Maybe if Ray were to acknowledge and value Dave’s contribution, and the fact that it was instrumental to the development of much of their material, like most of the rest of us do, things might run a bit more smoothly.
Dave for his part makes Ray sound like the devil incarnate. True, I haven’t met him so can’t really know what he’s like, and especially to his intimates. Some of my close family members seem okay to outsiders when it wouldn’t surprise me one bit if I were to find out they’d been serial killers since before I was born. Let’s just say, if they dug up bodies in my Dad’s back garden, none of his kids would blink an eye. Yet everyone who meets him seems to consider him agreeable.
I know other fans have met Ray and found him completely charming, humble and appreciative. Well, I can’t imagine anyone saying quite that about my Dad but they might say, ‘Oh, he seemed like a nice chap, very quiet, kept himself to himself’, etc., in fact the usual stuff people say about sadistic habitual murderers who’ve been living unknown in their midst. Not that I think Ray’s committed any murders, I hasten to add. I’m just not so sure about my Dad.

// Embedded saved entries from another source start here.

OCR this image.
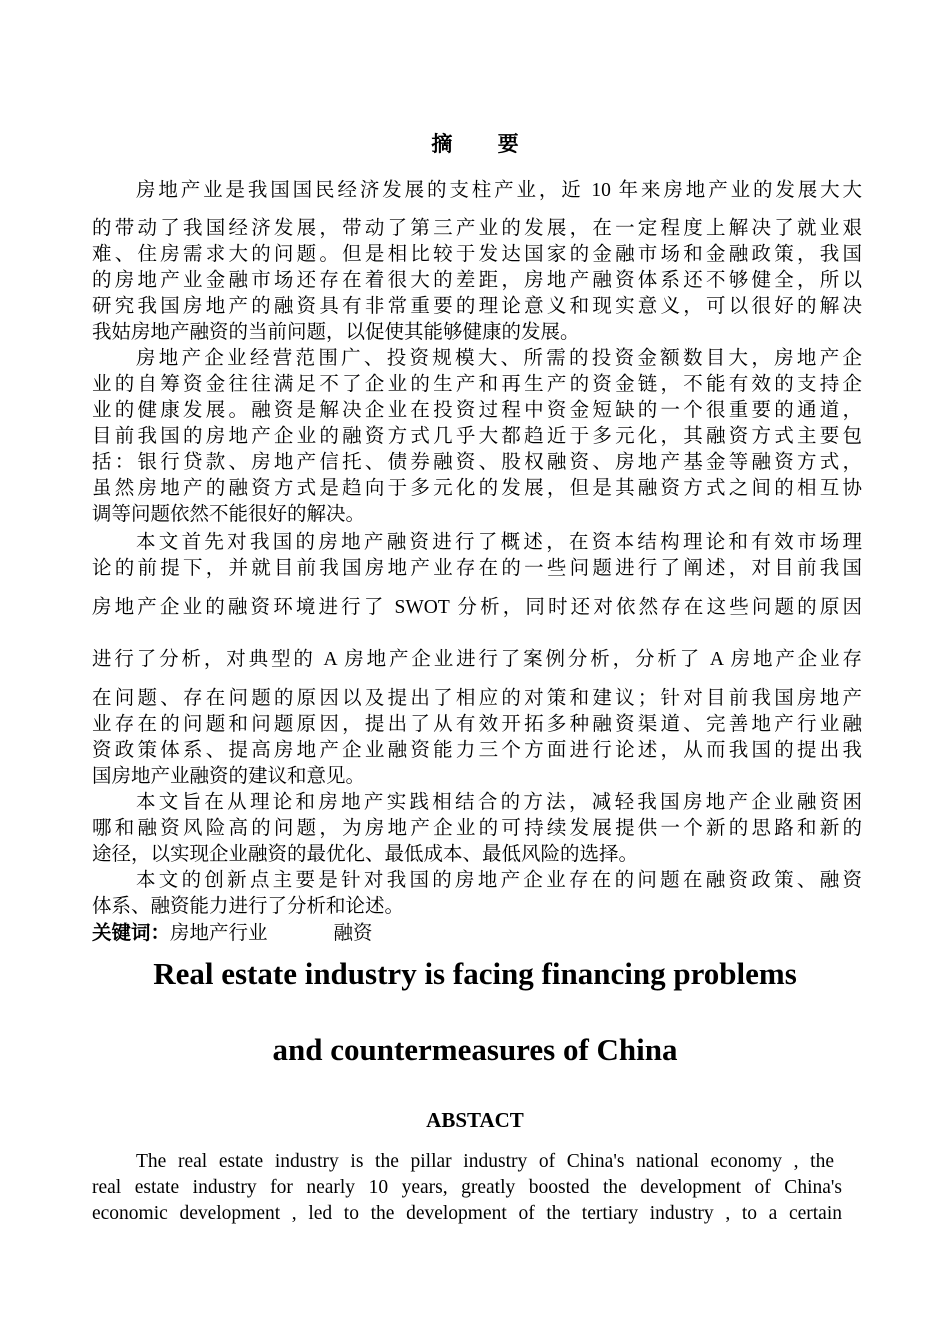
摘 要
房地产业是我国国民经济发展的支柱产业，近 10 年来房地产业的发展大大
的带动了我国经济发展，带动了第三产业的发展，在一定程度上解决了就业艰
难、住房需求大的问题。但是相比较于发达国家的金融市场和金融政策，我国
的房地产业金融市场还存在着很大的差距，房地产融资体系还不够健全，所以
研究我国房地产的融资具有非常重要的理论意义和现实意义，可以很好的解决
我姑房地产融资的当前问题，以促使其能够健康的发展。
房地产企业经营范围广、投资规模大、所需的投资金额数目大，房地产企
业的自筹资金往往满足不了企业的生产和再生产的资金链，不能有效的支持企
业的健康发展。融资是解决企业在投资过程中资金短缺的一个很重要的通道，
目前我国的房地产企业的融资方式几乎大都趋近于多元化，其融资方式主要包
括：银行贷款、房地产信托、债券融资、股权融资、房地产基金等融资方式，
虽然房地产的融资方式是趋向于多元化的发展，但是其融资方式之间的相互协
调等问题依然不能很好的解决。
本文首先对我国的房地产融资进行了概述，在资本结构理论和有效市场理
论的前提下，并就目前我国房地产业存在的一些问题进行了阐述，对目前我国
房地产企业的融资环境进行了 SWOT 分析，同时还对依然存在这些问题的原因
进行了分析，对典型的 A 房地产企业进行了案例分析，分析了 A 房地产企业存
在问题、存在问题的原因以及提出了相应的对策和建议；针对目前我国房地产
业存在的问题和问题原因，提出了从有效开拓多种融资渠道、完善地产行业融
资政策体系、提高房地产企业融资能力三个方面进行论述，从而我国的提出我
国房地产业融资的建议和意见。
本文旨在从理论和房地产实践相结合的方法，减轻我国房地产企业融资困
哪和融资风险高的问题，为房地产企业的可持续发展提供一个新的思路和新的
途径，以实现企业融资的最优化、最低成本、最低风险的选择。
本文的创新点主要是针对我国的房地产企业存在的问题在融资政策、融资
体系、融资能力进行了分析和论述。
关键词：房地产行业	融资
Real estate industry is facing financing problems
and countermeasures of China
ABSTACT
The real estate industry is the pillar industry of China's national economy , the
real estate industry for nearly 10 years, greatly boosted the development of China's
economic development , led to the development of the tertiary industry , to a certain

Even observing the Kinks through the medium of YouTube, you can vaguely see how things developed and deteriorated though the volatility of the fraternal relationship is not always immediately apparent.
Dave seemed to sing nearly as many songs as Ray in the early days, more gregarious and suited to attention than his sweetly diffident brother. But his efforts even then tended to be relegated to B-sides. In a previous blog I highlighted his performance in ‘Milk Cow Blues’, flipside to ‘A Well-respected Man’, in France in 1965 (check it out at http://www.youtube.com/watch?v=xMJireGRMn8). Gorgeous and supremely confident, his smile irrepressible, he looks and sounds every inch the frontman.

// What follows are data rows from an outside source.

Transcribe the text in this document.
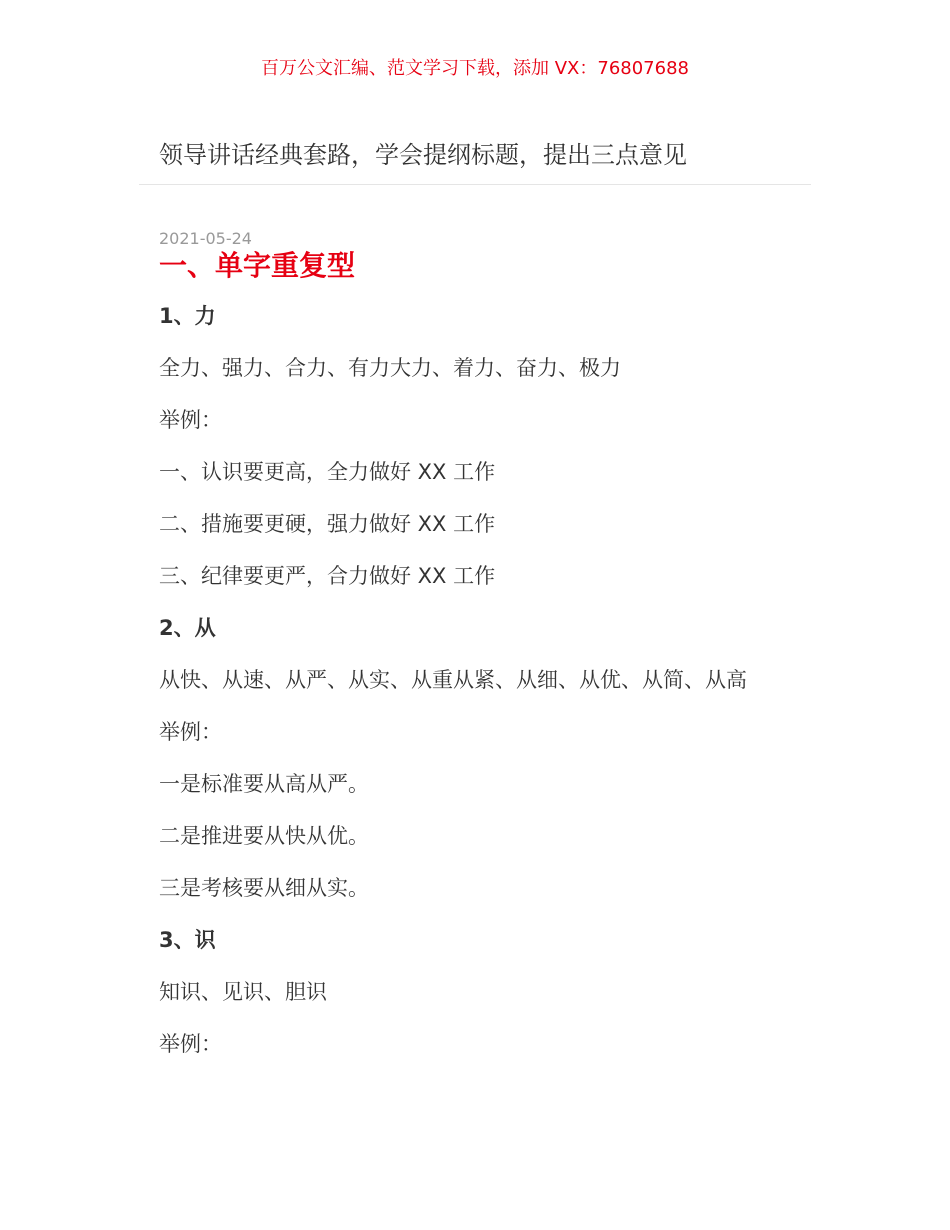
百万公文汇编、范文学习下载，添加 VX：76807688
领导讲话经典套路，学会提纲标题，提出三点意见
2021-05-24
一、单字重复型
1、力

全力、强力、合力、有力大力、着力、奋力、极力

举例：

一、认识要更高，全力做好 XX 工作

二、措施要更硬，强力做好 XX 工作

三、纪律要更严，合力做好 XX 工作

2、从

从快、从速、从严、从实、从重从紧、从细、从优、从简、从高

举例：

一是标准要从高从严。

二是推进要从快从优。

三是考核要从细从实。

3、识

知识、见识、胆识

举例：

But, even by the time of a 1966 TV appearance for ‘I Gotta Move’,
Ray is really growing into his sex appeal. He delivers his lines in a vaguely sarcastic sneer, scowling in a dangerously dispassionate and rather contemptuous manner, a study in sexy disdain. His beautiful dark eyes seem to reveal something deeply sad in his soul.
In a German TV rendition of ‘Mr Pleasant’ from 1967, who can fail to be dazzled by Dave’s incandescent adolescent beauty? Though he’s evidently more distracted by his own appearance than particularly involved in the song. Still, how easily the scene-stealer carries off a daft hat and absurd facial hair. And how bewitching is the blend of the sad, sweet melody (and angelic backing vocals) and the satirical, observational lyrical content.
Did Dave lose his most reliable ally when bassist Pete Quaife left the band? Did and does drummer Mick Avory side with Ray?
So the scene is definitively set … and I’ll continue to look at how the relationship develops in the next blog.
PS Some online news sources seem to have reported on the longed-for Kinks reunion at this month’s Grammy gala. This one (http://www.reuters.com/article/2012/02/12/us-usa-whitneyhouston-clivedavis-idUSTRE81B09520120212) says
The Kinks came together to sing a collection of their hits including “Waterloo Sunset” with Jackson Browne and “The Days” with Elvis Costello, before livening up the party with their famous 1964 single “You Really Got Me.”
but I’m fairly certain this was probably Ray with a different band. If only it had really happened and someone had filmed it.